Not to mention that even in the majority of cultures that do categorize gender as binary, all of them have different lines along which gender distinctions are drawn. In my lifetime, seeing a person in long pants has changed from becoming a gender marker to becoming gender-irrelevant in my U.S. culture. So has seeing a person with long hair. If recognizing gender is hard-wired and unchangeable, how have I changed those two clues inside my brain? I’ve watched young children figuring out gender, asking questions, making mistakes, learning contexts. I’ve listened to elderly native Chinese speakers, having spoken English for sixty years and completely fluent, be unable to “correctly” use gender pronouns. I see the exact same phenomenon in a friend who had a bad stroke.

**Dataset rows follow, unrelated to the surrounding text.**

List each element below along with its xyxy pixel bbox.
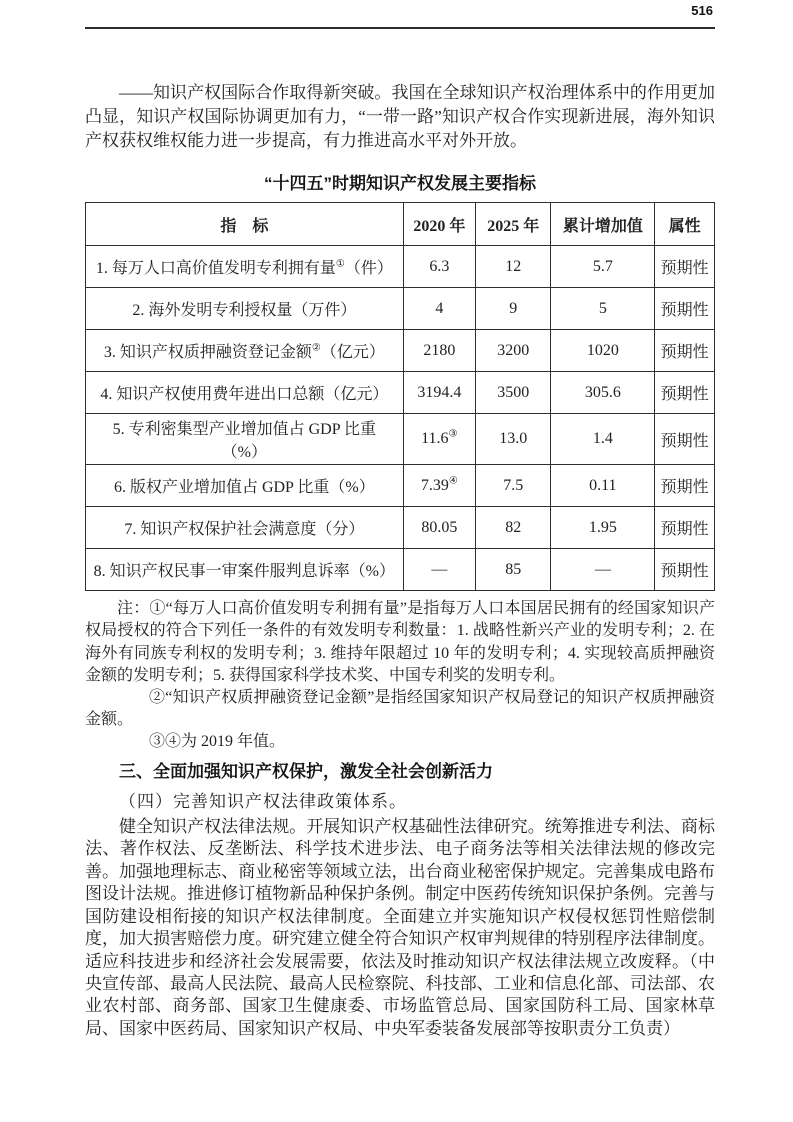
value-2020: 7.39	[420, 476, 449, 494]
indicator-unit: （件）	[344, 260, 393, 278]
cumulative-cell: 5	[551, 288, 655, 330]
indicator-cell	[86, 414, 404, 465]
indicator-unit: （%）	[349, 563, 395, 581]
value-2020-cell	[403, 465, 475, 507]
col-header-2025: 2025 年	[475, 203, 550, 246]
value-2025-cell: 82	[475, 507, 550, 549]
value-2020: 3194.4	[417, 383, 462, 401]
attribute-cell: 预期性	[655, 549, 715, 591]
table-row	[86, 507, 715, 549]
intro-paragraph: ——知识产权国际合作取得新突破。我国在全球知识产权治理体系中的作用更加凸显，知识产权国际协调更加有力，“一带一路”知识产权合作实现新进展，海外知识产权获权维权能力进一步提高，有力推进高水平对外开放。	[85, 83, 715, 151]
indicators-table	[85, 202, 715, 591]
cumulative-cell: 0.11	[551, 465, 655, 507]
attribute-cell: 预期性	[655, 507, 715, 549]
value-2020: 2180	[423, 341, 456, 359]
value-2020: 4	[435, 299, 444, 317]
attribute-cell: 预期性	[655, 465, 715, 507]
cumulative-cell: 5.7	[551, 246, 655, 288]
table-row	[86, 414, 715, 465]
footnote-mark: ③	[448, 429, 458, 441]
value-2020: 6.3	[429, 257, 450, 275]
note-2: ②“知识产权质押融资登记金额”是指经国家知识产权局登记的知识产权质押融资金额。	[85, 688, 715, 728]
value-2025-cell: 85	[475, 549, 550, 591]
value-2025-cell: 3500	[475, 372, 550, 414]
table-notes	[85, 598, 715, 753]
value-2020-cell	[403, 414, 475, 465]
table-header-row	[86, 203, 715, 246]
indicator-name: 8. 知识产权民事一审案件服判息诉率	[93, 563, 350, 581]
table-row	[86, 549, 715, 591]
body-paragraph: 健全知识产权法律法规。开展知识产权基础性法律研究。统筹推进专利法、商标法、著作权法、反垄断法、科学技术进步法、电子商务法等相关法律法规的修改完善。加强地理标志、商业秘密等领域立法，出台商业秘密保护规定。完善集成电路布图设计法规。推进修订植物新品种保护条例。制定中医药传统知识保护条例。完善与国防建设相衔接的知识产权法律制度。全面建立并实施知识产权侵权惩罚性赔偿制度，加大损害赔偿力度。研究建立健全符合知识产权审判规律的特别程序法律制度。适应科技进步和经济社会发展需要，依法及时推动知识产权法律法规立改废释。（中央宣传部、最高人民法院、最高人民检察院、科技部、工业和信息化部、司法部、农业农村部、商务部、国家卫生健康委、市场监管总局、国家国防科工局、国家林草局、国家中医药局、国家知识产权局、中央军委装备发展部等按职责分工负责）	[85, 816, 715, 1038]
indicator-cell	[86, 330, 404, 372]
cumulative-cell: 1.95	[551, 507, 655, 549]
cumulative-cell: 1020	[551, 330, 655, 372]
table-title: “十四五”时期知识产权发展主要指标	[264, 174, 536, 194]
indicator-cell	[86, 372, 404, 414]
table-row	[86, 246, 715, 288]
attribute-cell: 预期性	[655, 372, 715, 414]
header-rule	[85, 27, 715, 29]
table-row	[86, 372, 715, 414]
value-2025-cell: 13.0	[475, 414, 550, 465]
col-header-2020: 2020 年	[403, 203, 475, 246]
indicator-cell	[86, 465, 404, 507]
indicator-unit: （分）	[316, 521, 365, 539]
value-2025-cell: 9	[475, 288, 550, 330]
indicator-unit: （%）	[329, 479, 375, 497]
value-2020-cell	[403, 246, 475, 288]
cumulative-cell: 1.4	[551, 414, 655, 465]
table-row	[86, 288, 715, 330]
indicator-unit: （万件）	[292, 302, 357, 320]
indicator-name: 7. 知识产权保护社会满意度	[124, 521, 317, 539]
footnote-mark: ④	[448, 475, 458, 487]
value-2020: 11.6	[421, 430, 449, 448]
value-2020: —	[431, 560, 448, 578]
indicator-name: 5. 专利密集型产业增加值占 GDP 比重	[112, 421, 377, 439]
indicator-unit: （%）	[221, 444, 267, 462]
value-2020: 80.05	[421, 518, 458, 536]
table-row	[86, 330, 715, 372]
note-1: 注：①“每万人口高价值发明专利拥有量”是指每万人口本国居民拥有的经国家知识产权局授权的符合下列任一条件的有效发明专利数量：1. 战略性新兴产业的发明专利；2. 在海外有同族专利权的发明专利；3. 维持年限超过 10 年的发明专利；4. 实现较高质押融资金额的发明专利；5. 获得国家科学技术奖、中国专利奖的发明专利。	[85, 600, 715, 684]
value-2025-cell: 7.5	[475, 465, 550, 507]
page-number: 516	[691, 3, 713, 18]
footnote-mark: ①	[335, 259, 345, 271]
table-row	[86, 465, 715, 507]
indicator-name: 4. 知识产权使用费年进出口总额	[100, 386, 325, 404]
attribute-cell: 预期性	[655, 288, 715, 330]
col-header-cumulative: 累计增加值	[551, 203, 655, 246]
indicator-name: 6. 版权产业增加值占 GDP 比重	[113, 479, 330, 497]
indicator-cell	[86, 246, 404, 288]
cumulative-cell: —	[551, 549, 655, 591]
value-2025-cell: 12	[475, 246, 550, 288]
attribute-cell: 预期性	[655, 246, 715, 288]
col-header-attribute: 属性	[655, 203, 715, 246]
value-2020-cell	[403, 288, 475, 330]
indicator-unit: （亿元）	[324, 386, 389, 404]
attribute-cell: 预期性	[655, 414, 715, 465]
indicator-name: 3. 知识产权质押融资登记金额	[103, 344, 312, 362]
footnote-mark: ②	[311, 343, 321, 355]
value-2020-cell	[403, 372, 475, 414]
page-header	[85, 0, 715, 29]
section-heading: 三、全面加强知识产权保护，激发全社会创新活力	[119, 761, 493, 781]
note-3: ③④为 2019 年值。	[149, 732, 286, 750]
indicator-cell	[86, 507, 404, 549]
indicator-cell	[86, 549, 404, 591]
indicator-unit: （亿元）	[320, 344, 385, 362]
value-2020-cell	[403, 549, 475, 591]
subsection-heading: （四）完善知识产权法律政策体系。	[119, 791, 407, 811]
value-2020-cell	[403, 330, 475, 372]
cumulative-cell: 305.6	[551, 372, 655, 414]
indicator-name: 1. 每万人口高价值发明专利拥有量	[95, 260, 336, 278]
value-2025-cell: 3200	[475, 330, 550, 372]
indicator-cell	[86, 288, 404, 330]
value-2020-cell	[403, 507, 475, 549]
indicator-name: 2. 海外发明专利授权量	[132, 302, 293, 320]
col-header-indicator: 指 标	[86, 203, 404, 246]
attribute-cell: 预期性	[655, 330, 715, 372]
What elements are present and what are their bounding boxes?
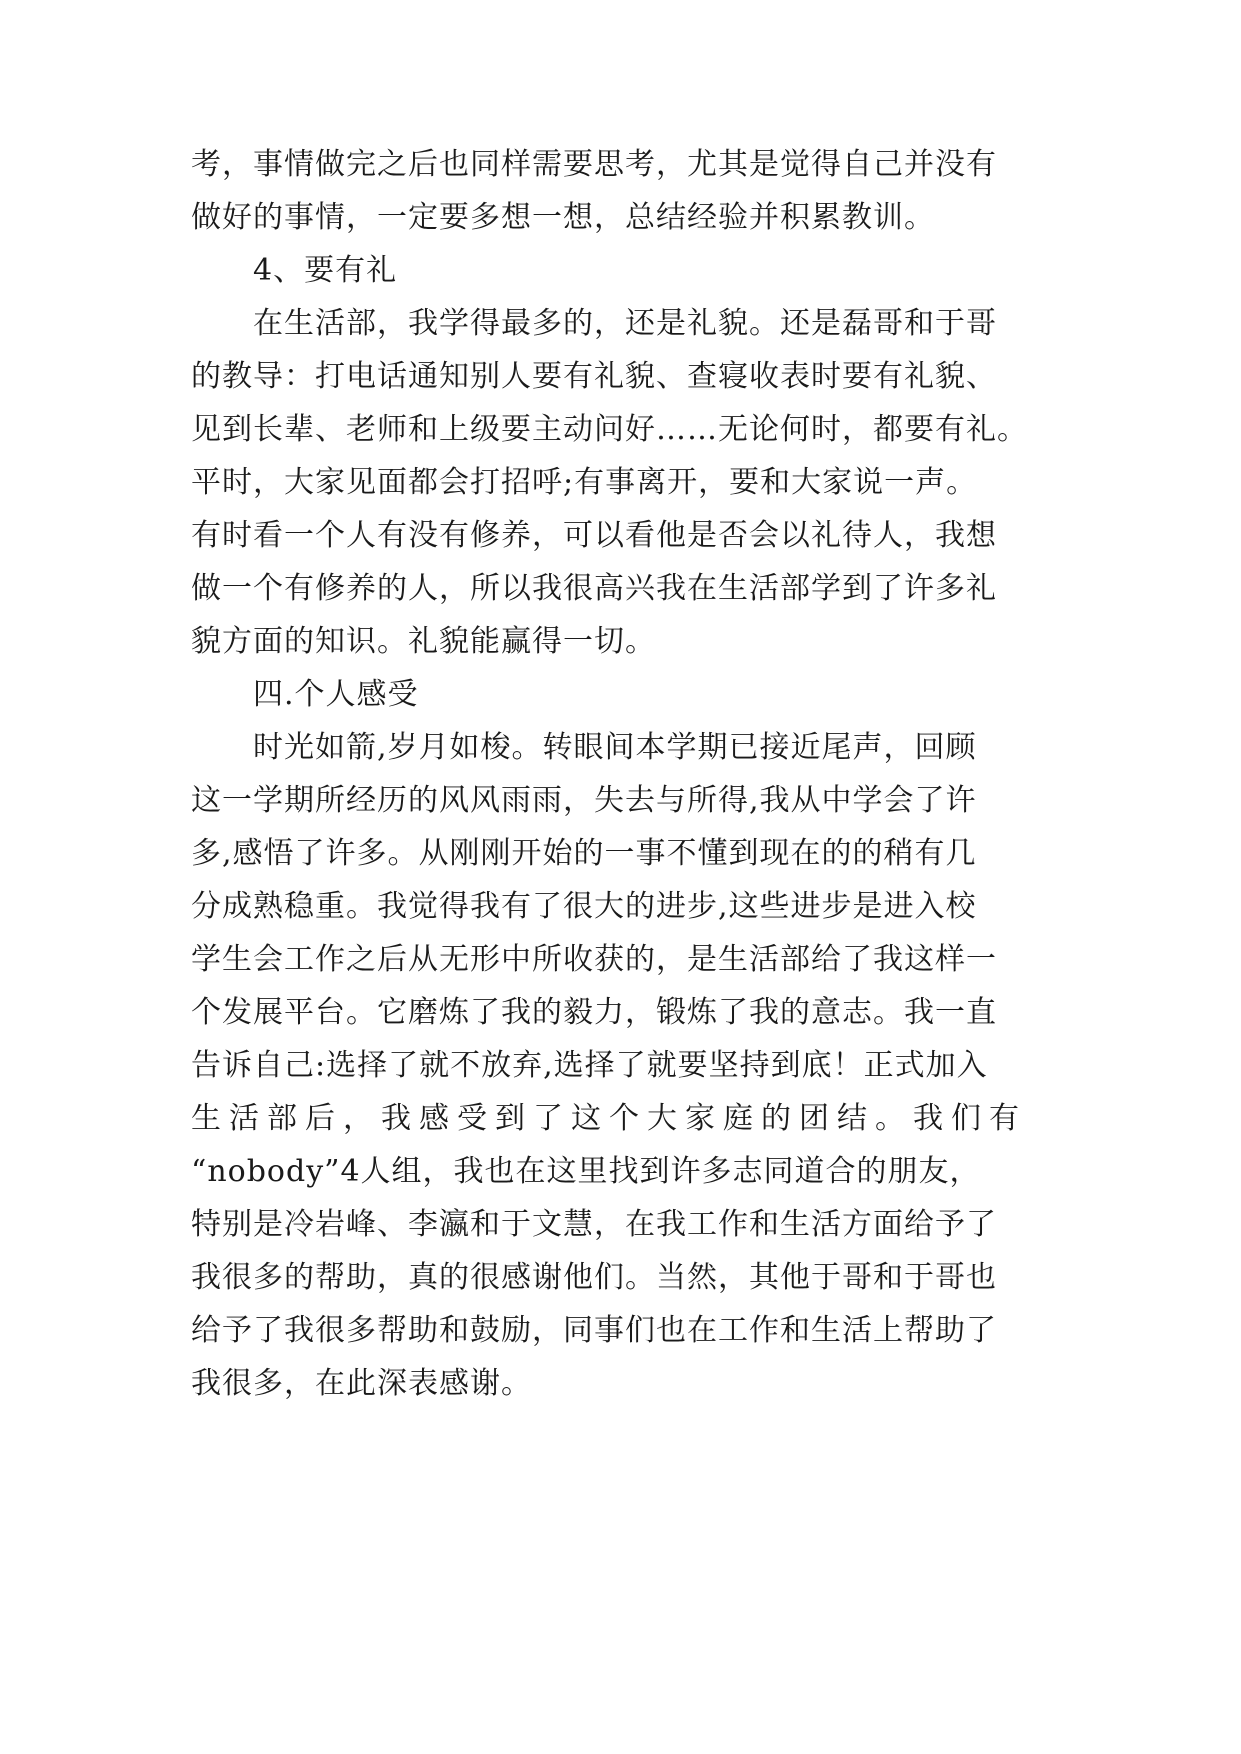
paragraph-line: 告诉自己:选择了就不放弃,选择了就要坚持到底！正式加入: [191, 1048, 988, 1083]
paragraph-line: 时光如箭,岁月如梭。转眼间本学期已接近尾声，回顾: [253, 730, 977, 765]
paragraph-line: “nobody”4人组，我也在这里找到许多志同道合的朋友，: [191, 1154, 981, 1189]
paragraph-line: 的教导：打电话通知别人要有礼貌、查寝收表时要有礼貌、: [191, 359, 997, 394]
paragraph-line: 在生活部，我学得最多的，还是礼貌。还是磊哥和于哥: [253, 306, 997, 341]
paragraph-line: 给予了我很多帮助和鼓励，同事们也在工作和生活上帮助了: [191, 1313, 997, 1348]
paragraph-line: 我很多，在此深表感谢。: [191, 1366, 532, 1401]
paragraph-line: 平时，大家见面都会打招呼;有事离开，要和大家说一声。: [191, 465, 978, 500]
paragraph-line: 有时看一个人有没有修养，可以看他是否会以礼待人，我想: [191, 518, 997, 553]
paragraph-line: 做好的事情，一定要多想一想，总结经验并积累教训。: [191, 200, 935, 235]
paragraph-line: 学生会工作之后从无形中所收获的，是生活部给了我这样一: [191, 942, 997, 977]
paragraph-line: 个发展平台。它磨炼了我的毅力，锻炼了我的意志。我一直: [191, 995, 997, 1030]
paragraph-line: 貌方面的知识。礼貌能赢得一切。: [191, 624, 656, 659]
paragraph-line: 分成熟稳重。我觉得我有了很大的进步,这些进步是进入校: [191, 889, 977, 924]
paragraph-line: 我很多的帮助，真的很感谢他们。当然，其他于哥和于哥也: [191, 1260, 997, 1295]
paragraph-line: 这一学期所经历的风风雨雨，失去与所得,我从中学会了许: [191, 783, 977, 818]
paragraph-line: 做一个有修养的人，所以我很高兴我在生活部学到了许多礼: [191, 571, 997, 606]
paragraph-line: 生活部后，我感受到了这个大家庭的团结。我们有: [191, 1101, 1027, 1136]
paragraph-line: 多,感悟了许多。从刚刚开始的一事不懂到现在的的稍有几: [191, 836, 977, 871]
section-heading: 4、要有礼: [253, 253, 398, 288]
paragraph-line: 特别是冷岩峰、李瀛和于文慧，在我工作和生活方面给予了: [191, 1207, 997, 1242]
paragraph-line: 考，事情做完之后也同样需要思考，尤其是觉得自己并没有: [191, 147, 997, 182]
section-heading: 四.个人感受: [253, 677, 419, 712]
paragraph-line: 见到长辈、老师和上级要主动问好……无论何时，都要有礼。: [191, 412, 1028, 447]
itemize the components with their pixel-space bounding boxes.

Sapolsky is putting way too much weight on a few bits of neurological data, and ignoring the vast range of data which don’t fit his thesis. He says,

It’s difficult to imagine, though, any strong selective pressure against our brain’s automatic binary categorization by gender—it can be handy when it comes to that evolutionarily relevant goal of finding a mate. Accepting the fragility of that categorization requires some heavy lifting by the neocortex, the recently evolved, egg-heady part of the brain that is tasked with assimilating the information in an article like this. In 35 years, most of us will still be sniffing at crotches, asking, Boy or girl?

I agree with him that the industrialized world is not going to stop trying to fit people into “women” and “men” any time especially soon. And I even agree that there are evolutionary advantages to knowing “boy or girl”? At the same time, I believe that we can change that, and that the possibility of that change, and the seeds of how it can happen, and is happening, are everywhere if we look for them.